Anak Buah Kapal (ABK) yang bekerja di kapal-kapal pesiar membutuhkan perhatian serius dari pemerintah, agar mereka tetap bisa melaut. Para ABK yang bekerja melintasi berbagai negara masuk kategori Pekerja Migran Indonesia (PMI).
Ada regulasi dari Kementerian Ketenagakerjaan dan Kementerian Perhubungan yang kerap tumpang tindih dan menyulitkan para ABK.
Anggota Komisi IX DPR RI Imam Suroso saat mengikuti Kunjungan Kerja Spesifik (Kunspek) Komisi IX DPR RI ke Bali, Rabu (19/9/2018) mengatakan, kunjungan ini bagian dari pengawasan terhadap para PMI yang bekerja di kapal pesiar.

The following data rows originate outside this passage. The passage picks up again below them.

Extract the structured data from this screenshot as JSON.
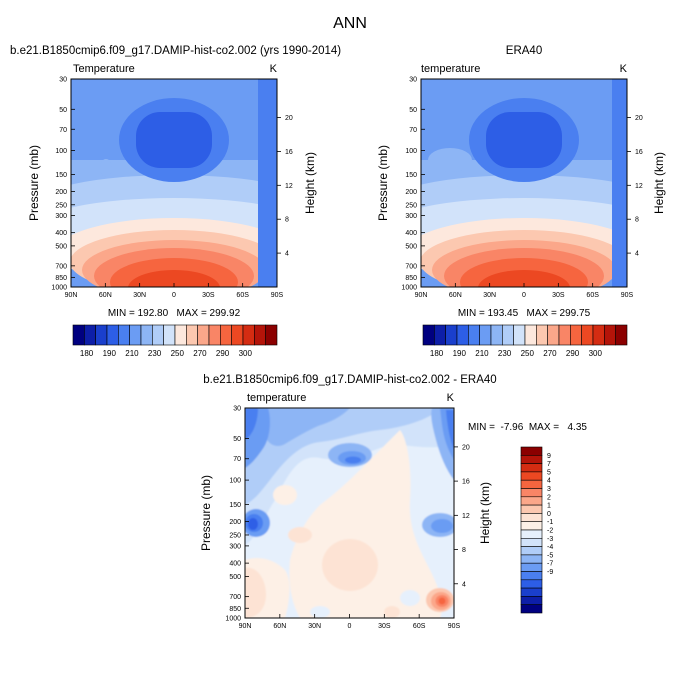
{
  "page": {
    "title": "ANN"
  },
  "colors": {
    "cb1": [
      "#000080",
      "#0d1ea8",
      "#1a3fcc",
      "#2d5ee6",
      "#4a7ff0",
      "#6b9cf3",
      "#8db5f5",
      "#b0cdf8",
      "#d2e3fa",
      "#fde8dd",
      "#fcc8b0",
      "#fba78a",
      "#f98566",
      "#f6653f",
      "#ec4822",
      "#d42c12",
      "#b41409",
      "#8b0000"
    ],
    "cb3": [
      "#000080",
      "#0d1ea8",
      "#1a3fcc",
      "#2d5ee6",
      "#4a7ff0",
      "#6b9cf3",
      "#8db5f5",
      "#b0cdf8",
      "#d2e3fa",
      "#e6f0fc",
      "#fdf0e6",
      "#fde3d4",
      "#fcc8b0",
      "#fba78a",
      "#f98566",
      "#f6653f",
      "#ec4822",
      "#d42c12",
      "#b41409",
      "#8b0000"
    ]
  },
  "chart_data": [
    {
      "type": "heatmap",
      "title": "b.e21.B1850cmip6.f09_g17.DAMIP-hist-co2.002 (yrs 1990-2014)",
      "left_label": "Temperature",
      "units": "K",
      "ylabel": "Pressure (mb)",
      "y2label": "Height (km)",
      "x_ticks": [
        "90N",
        "60N",
        "30N",
        "0",
        "30S",
        "60S",
        "90S"
      ],
      "y_ticks": [
        "30",
        "50",
        "70",
        "100",
        "150",
        "200",
        "250",
        "300",
        "400",
        "500",
        "700",
        "850",
        "1000"
      ],
      "y2_ticks": [
        "20",
        "16",
        "12",
        "8",
        "4"
      ],
      "min": 192.8,
      "max": 299.92,
      "stats_text": "MIN = 192.80   MAX = 299.92",
      "colorbar_labels": [
        "180",
        "190",
        "210",
        "230",
        "250",
        "270",
        "290",
        "300"
      ]
    },
    {
      "type": "heatmap",
      "title": "ERA40",
      "left_label": "temperature",
      "units": "K",
      "ylabel": "Pressure (mb)",
      "y2label": "Height (km)",
      "x_ticks": [
        "90N",
        "60N",
        "30N",
        "0",
        "30S",
        "60S",
        "90S"
      ],
      "y_ticks": [
        "30",
        "50",
        "70",
        "100",
        "150",
        "200",
        "250",
        "300",
        "400",
        "500",
        "700",
        "850",
        "1000"
      ],
      "y2_ticks": [
        "20",
        "16",
        "12",
        "8",
        "4"
      ],
      "min": 193.45,
      "max": 299.75,
      "stats_text": "MIN = 193.45   MAX = 299.75",
      "colorbar_labels": [
        "180",
        "190",
        "210",
        "230",
        "250",
        "270",
        "290",
        "300"
      ]
    },
    {
      "type": "heatmap",
      "title": "b.e21.B1850cmip6.f09_g17.DAMIP-hist-co2.002 - ERA40",
      "left_label": "temperature",
      "units": "K",
      "ylabel": "Pressure (mb)",
      "y2label": "Height (km)",
      "x_ticks": [
        "90N",
        "60N",
        "30N",
        "0",
        "30S",
        "60S",
        "90S"
      ],
      "y_ticks": [
        "30",
        "50",
        "70",
        "100",
        "150",
        "200",
        "250",
        "300",
        "400",
        "500",
        "700",
        "850",
        "1000"
      ],
      "y2_ticks": [
        "20",
        "16",
        "12",
        "8",
        "4"
      ],
      "min": -7.96,
      "max": 4.35,
      "stats_text": "MIN =  -7.96  MAX =   4.35",
      "colorbar_labels": [
        "9",
        "7",
        "5",
        "4",
        "3",
        "2",
        "1",
        "0",
        "-1",
        "-2",
        "-3",
        "-4",
        "-5",
        "-7",
        "-9"
      ]
    }
  ]
}
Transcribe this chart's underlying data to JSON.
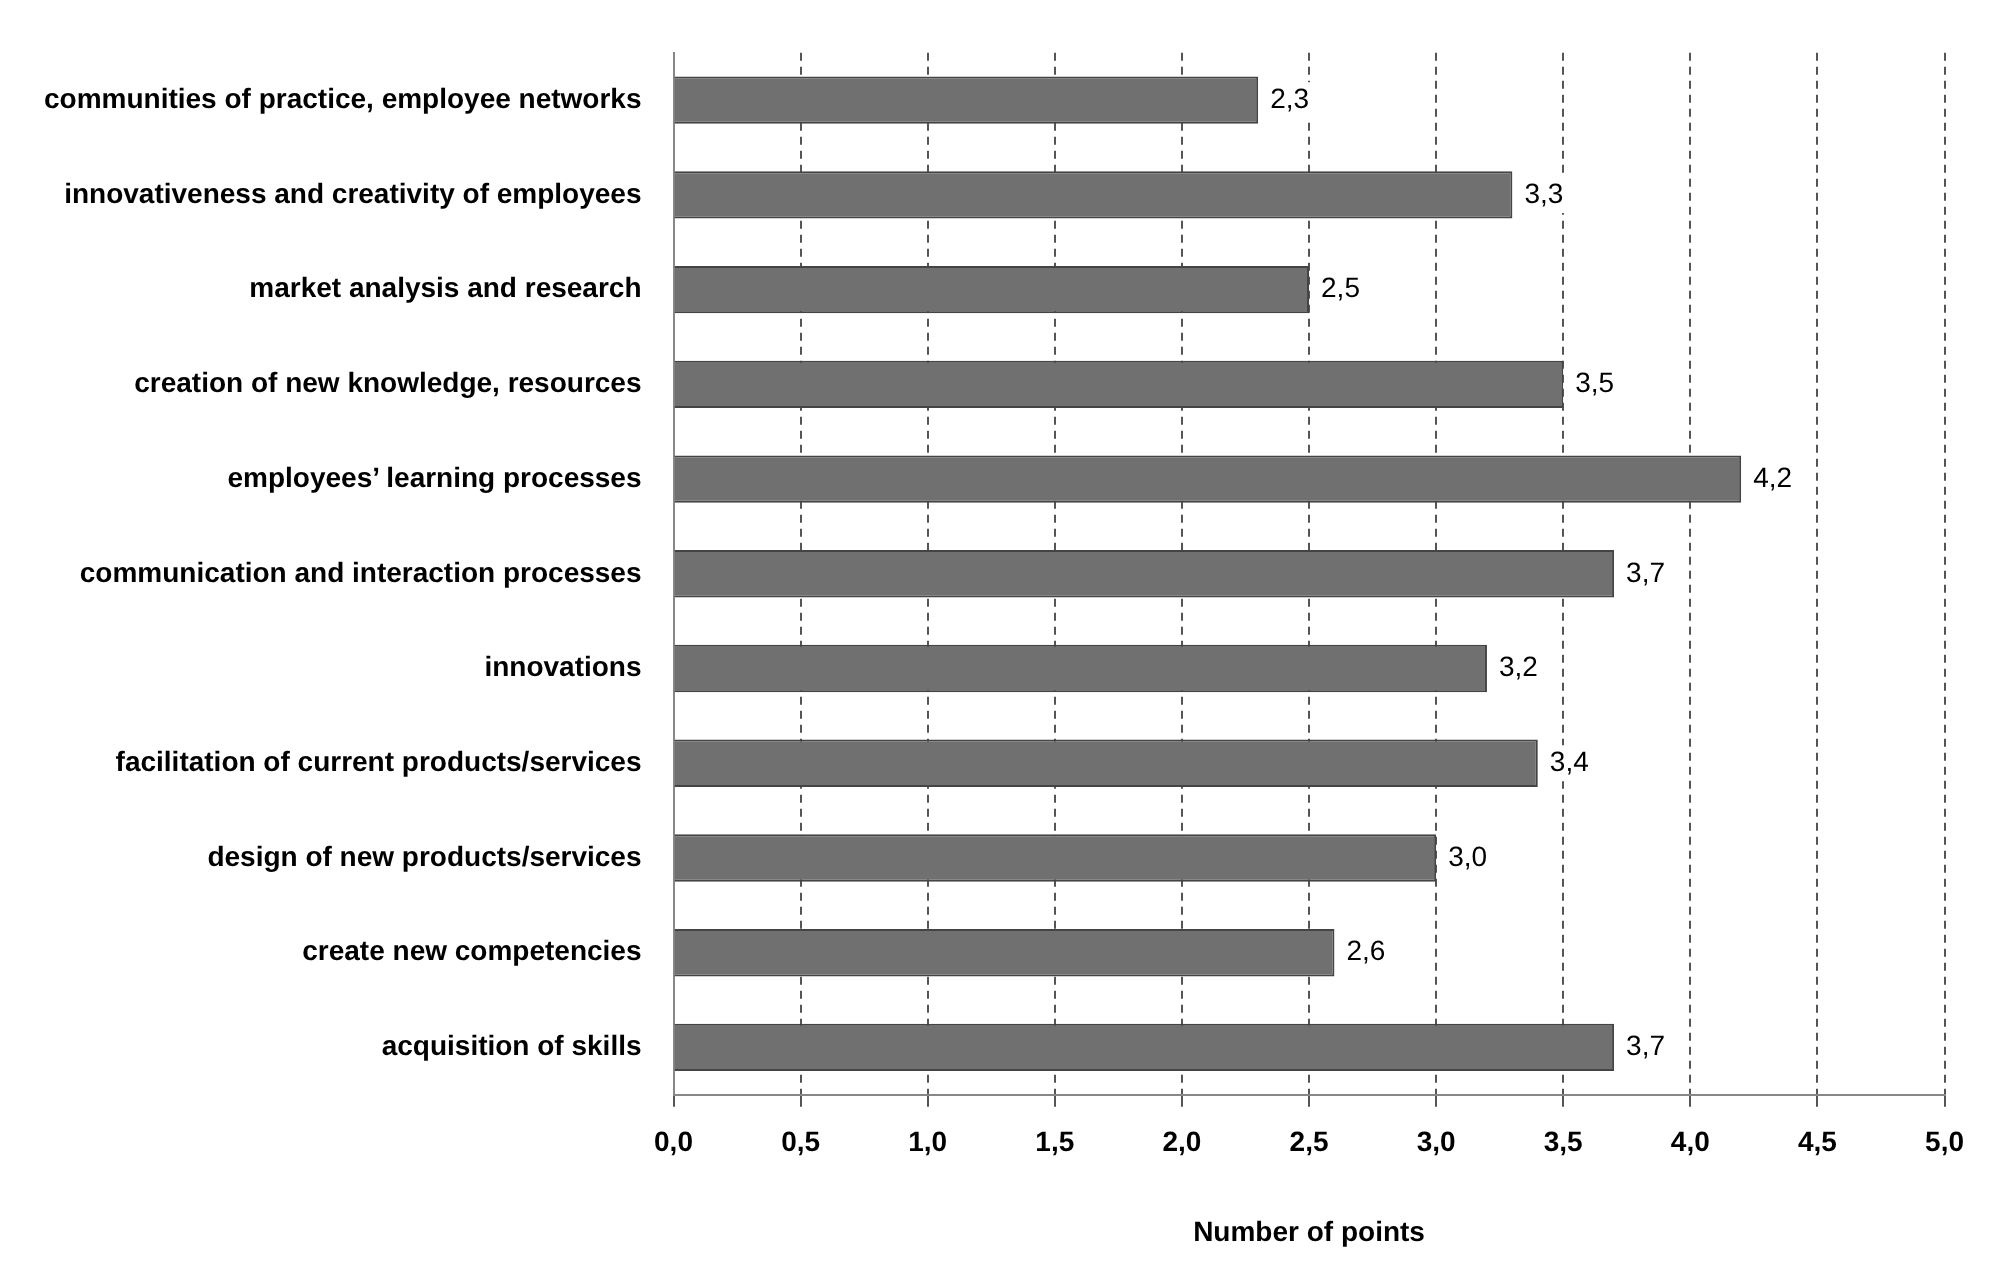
{
  "chart_data": {
    "type": "bar",
    "orientation": "horizontal",
    "xlabel": "Number of points",
    "categories": [
      "communities of practice, employee networks",
      "innovativeness and creativity of employees",
      "market analysis and research",
      "creation of new knowledge, resources",
      "employees’ learning processes",
      "communication and interaction processes",
      "innovations",
      "facilitation of current products/services",
      "design of new products/services",
      "create new competencies",
      "acquisition of skills"
    ],
    "values": [
      2.3,
      3.3,
      2.5,
      3.5,
      4.2,
      3.7,
      3.2,
      3.4,
      3.0,
      2.6,
      3.7
    ],
    "value_labels": [
      "2,3",
      "3,3",
      "2,5",
      "3,5",
      "4,2",
      "3,7",
      "3,2",
      "3,4",
      "3,0",
      "2,6",
      "3,7"
    ],
    "color": "#707070",
    "xlim": [
      0,
      5
    ],
    "xticks": [
      {
        "value": 0,
        "label": "0,0"
      },
      {
        "value": 0.5,
        "label": "0,5"
      },
      {
        "value": 1,
        "label": "1,0"
      },
      {
        "value": 1.5,
        "label": "1,5"
      },
      {
        "value": 2,
        "label": "2,0"
      },
      {
        "value": 2.5,
        "label": "2,5"
      },
      {
        "value": 3,
        "label": "3,0"
      },
      {
        "value": 3.5,
        "label": "3,5"
      },
      {
        "value": 4,
        "label": "4,0"
      },
      {
        "value": 4.5,
        "label": "4,5"
      },
      {
        "value": 5,
        "label": "5,0"
      }
    ],
    "grid": "x",
    "legend": false
  }
}
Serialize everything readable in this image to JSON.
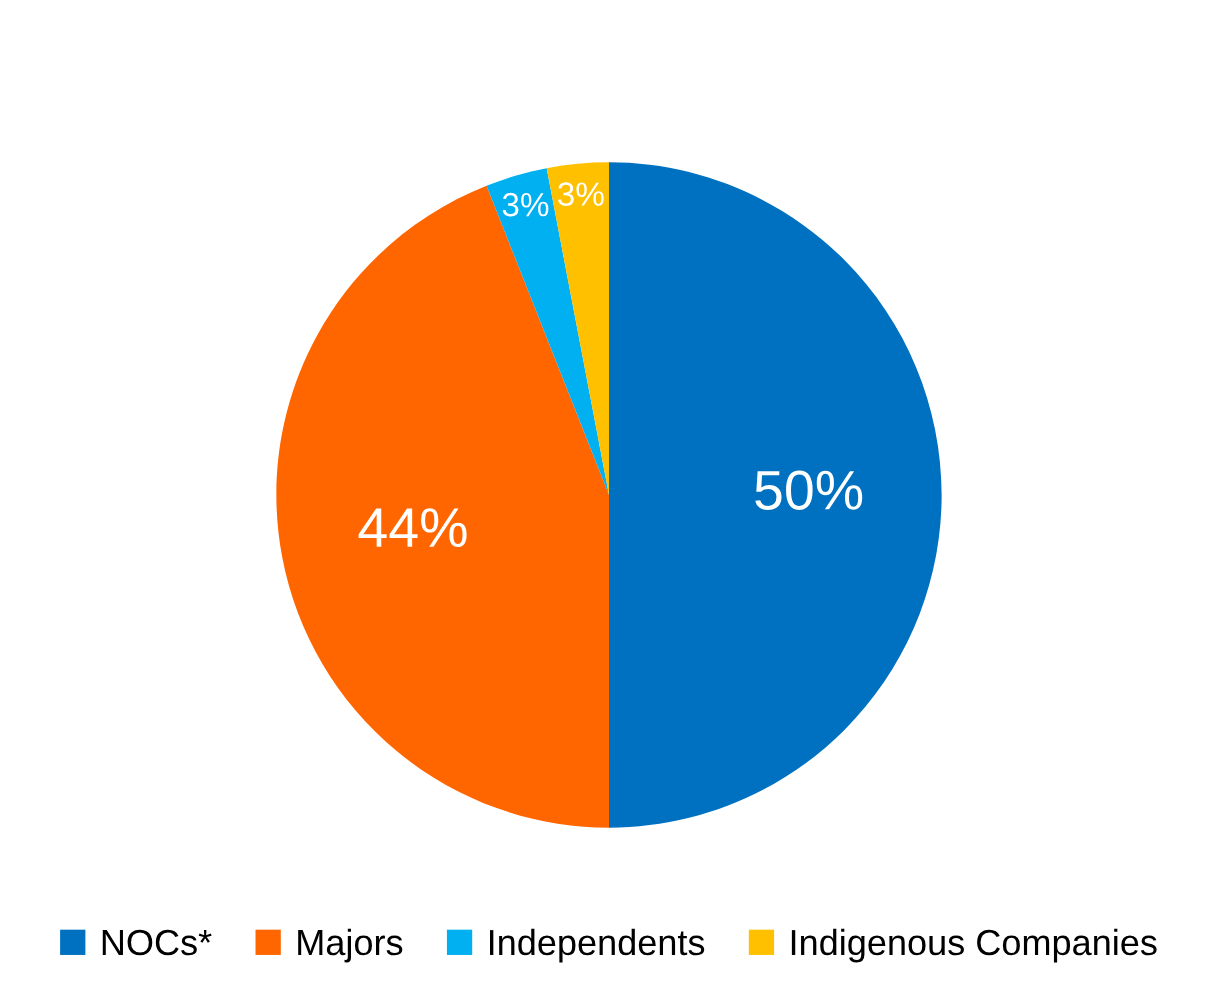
{
  "chart_data": {
    "type": "pie",
    "categories": [
      "NOCs*",
      "Majors",
      "Independents",
      "Indigenous Companies"
    ],
    "values": [
      50,
      44,
      3,
      3
    ],
    "colors": [
      "#0070c0",
      "#ff6600",
      "#00b0f0",
      "#ffc000"
    ],
    "value_labels": [
      "50%",
      "44%",
      "3%",
      "3%"
    ],
    "legend": "bottom"
  }
}
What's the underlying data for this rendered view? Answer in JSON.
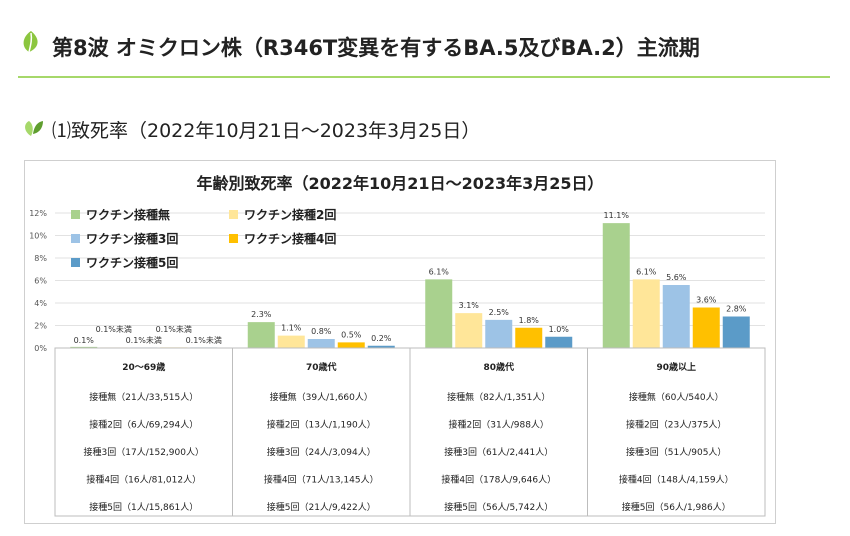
{
  "heading": "第8波 オミクロン株（R346T変異を有するBA.5及びBA.2）主流期",
  "subheading": "⑴致死率（2022年10月21日～2023年3月25日）",
  "icons": {
    "heading": "leaf-icon",
    "subheading": "sprout-icon"
  },
  "chart_data": {
    "type": "bar",
    "title": "年齢別致死率（2022年10月21日～2023年3月25日）",
    "ylabel": "",
    "ylim": [
      0,
      12
    ],
    "yticks": [
      0,
      2,
      4,
      6,
      8,
      10,
      12
    ],
    "ytick_labels": [
      "0%",
      "2%",
      "4%",
      "6%",
      "8%",
      "10%",
      "12%"
    ],
    "grid": true,
    "legend_position": "top-left",
    "categories": [
      "20～69歳",
      "70歳代",
      "80歳代",
      "90歳以上"
    ],
    "series": [
      {
        "name": "ワクチン接種無",
        "color": "#a9d18e",
        "values": [
          0.1,
          2.3,
          6.1,
          11.1
        ],
        "labels": [
          "0.1%",
          "2.3%",
          "6.1%",
          "11.1%"
        ]
      },
      {
        "name": "ワクチン接種2回",
        "color": "#ffe699",
        "values": [
          0.05,
          1.1,
          3.1,
          6.1
        ],
        "labels": [
          "0.1%未満",
          "1.1%",
          "3.1%",
          "6.1%"
        ]
      },
      {
        "name": "ワクチン接種3回",
        "color": "#9dc3e6",
        "values": [
          0.05,
          0.8,
          2.5,
          5.6
        ],
        "labels": [
          "0.1%未満",
          "0.8%",
          "2.5%",
          "5.6%"
        ]
      },
      {
        "name": "ワクチン接種4回",
        "color": "#ffc000",
        "values": [
          0.05,
          0.5,
          1.8,
          3.6
        ],
        "labels": [
          "0.1%未満",
          "0.5%",
          "1.8%",
          "3.6%"
        ]
      },
      {
        "name": "ワクチン接種5回",
        "color": "#5b9bc8",
        "values": [
          0.05,
          0.2,
          1.0,
          2.8
        ],
        "labels": [
          "0.1%未満",
          "0.2%",
          "1.0%",
          "2.8%"
        ]
      }
    ],
    "table": [
      [
        "接種無（21人/33,515人）",
        "接種2回（6人/69,294人）",
        "接種3回（17人/152,900人）",
        "接種4回（16人/81,012人）",
        "接種5回（1人/15,861人）"
      ],
      [
        "接種無（39人/1,660人）",
        "接種2回（13人/1,190人）",
        "接種3回（24人/3,094人）",
        "接種4回（71人/13,145人）",
        "接種5回（21人/9,422人）"
      ],
      [
        "接種無（82人/1,351人）",
        "接種2回（31人/988人）",
        "接種3回（61人/2,441人）",
        "接種4回（178人/9,646人）",
        "接種5回（56人/5,742人）"
      ],
      [
        "接種無（60人/540人）",
        "接種2回（23人/375人）",
        "接種3回（51人/905人）",
        "接種4回（148人/4,159人）",
        "接種5回（56人/1,986人）"
      ]
    ]
  }
}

Di Pelabuhan Benoa, Bali, hampir tak ada warga Bali yang bekerja sebagai ABK. Umumnya mereka bekerja di industri pariwisata dalam negeri.
“Orang Bali itu tidak suka menjadi tenaga kerja di luar negeri. Mereka lebih suka di pariwisata. Angka pengangguran di Bali hanya 0,98 persen. Itu bagus,” ujar Imam. Para ABK yang ditemui di Benoa mengeluhkan adanya tumpang tindih aturan dari otoritas Kemenhub dan Kemenaker. Akibat dari tumpang tindih aturan ini banyak ABK tak bisa melaut.
Anggota F-PDI Perjuangan ini kepada Parlementaria mengaku, segera ingin mengonfirmasi persoalan ini kepada mitra kerja Komisi IX DPR RI, termasuk Badan Nasional Penempatan dan Perlindungan Tenaga Kerja Indonesia (BNP2TKI).
Termasuk temuan informasi pada tahun 2017, ABK di Bali cukup tinggi, mencapai 2000 lebih ABK. Sementara pada 2018 menyusut menjadi 750 ABK. Ini dilatari persoalan tumpang tindih aturan tadi.
“Pokoknya saya ingin rakyat benar-benar nyaman, biaya murah, efektif, dan efisien. Pemerintah dapat memantau mereka ketika di luar negeri maupun di Indonesia," imbuhnya. Politisi dapil Jateng itu juga menambahkan, akan melakukan studi komparatif dengan Filipina yang pengelolaan tenaga kerjanya sangat baik, di mana jabatan-jabatan strategis dapat diperoleh tenaga kerjanya.(*)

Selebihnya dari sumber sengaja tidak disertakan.